Delta Sharing hierarchy

Delta Sharing uses a three-level hierarchy:

  • Share: A collection of schemas shared with recipients
  • Schema: A collection of tables within a share
  • Table: The actual data table

In Faraday:

  • Share is determined by which share you grant the recipient access to
  • Schema is specified at the connection level
  • Table is specified at the dataset level

Security model

Delta Sharing provides secure, read-only access without exposing Databricks credentials:

  • The bearer token in the activation link grants controlled access only to tables you've explicitly shared
  • Access is time-limited and can be revoked at any time from Databricks
  • Faraday never receives your Databricks login credentials or compute access
  • The bearer token is stored securely in Faraday's secrets vault and is never logged or displayed

Faraday suggests that you use an unguessable string somewhere in the path to your data. This avoids what is called the Confused deputy problem

For example, let's say you were using S3. Instead of naming an S3 bucket s3://faraday-acme/, name it s3://faraday-acme-pwiiprz162ez. This guarantees that malicious actors cannot guess the name and request that Faraday import data from it into their account. The same logic applies to any path that is used to locate data.

Additional notes

  1. External tables only: Delta Sharing only supports external tables. Databricks managed tables cannot be shared via Delta Sharing. If you need to share managed table data, you must first convert them to external tables or create external table copies of your data.

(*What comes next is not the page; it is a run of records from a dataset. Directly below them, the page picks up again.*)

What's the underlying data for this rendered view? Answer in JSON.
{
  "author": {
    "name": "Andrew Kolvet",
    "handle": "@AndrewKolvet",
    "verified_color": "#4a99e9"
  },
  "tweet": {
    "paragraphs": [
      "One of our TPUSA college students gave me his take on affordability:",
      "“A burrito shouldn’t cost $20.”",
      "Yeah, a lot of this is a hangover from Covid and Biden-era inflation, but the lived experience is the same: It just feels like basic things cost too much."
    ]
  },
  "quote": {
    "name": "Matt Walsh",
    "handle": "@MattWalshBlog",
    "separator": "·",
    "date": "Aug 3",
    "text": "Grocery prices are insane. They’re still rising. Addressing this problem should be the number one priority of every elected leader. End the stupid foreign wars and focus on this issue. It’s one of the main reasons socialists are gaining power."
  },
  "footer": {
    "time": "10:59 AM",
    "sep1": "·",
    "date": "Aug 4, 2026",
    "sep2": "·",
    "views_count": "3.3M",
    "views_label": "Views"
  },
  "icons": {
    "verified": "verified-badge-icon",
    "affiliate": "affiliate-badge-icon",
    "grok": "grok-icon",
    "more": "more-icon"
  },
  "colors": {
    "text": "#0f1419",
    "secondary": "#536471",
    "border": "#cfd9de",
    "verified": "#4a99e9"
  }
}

  2. No compute costs: Delta Sharing doesn't use Databricks compute, so there are no compute charges for Faraday's access.

  3. Multiple tables: You can create multiple Faraday datasets from the same connection, each pointing to a different table in the same schema.

  4. Schema scope: If you need to access tables in multiple schemas, create separate Faraday connections for each schema.

  5. Credentials security: The credentials file contains a bearer token that grants access to your shared data. Always delete the downloaded file after copying its contents into Faraday. Never share this file or store it in an insecure location.

Connecting

API via cURL
Dashboard

Use a POST /connections request:

curl https://api.faraday.ai/connections --json '{
  "name": "Databricks Delta Sharing",
  "options": {
    "type": "databricks-delta-sharing",
    "credentials_json": "...",
    "share_name": "...",
    "schema_name": "..."
  }
}'
  1. Wait briefly while Faraday establishes your connection. It shouldn't take long.

Your new connection is now ready to use.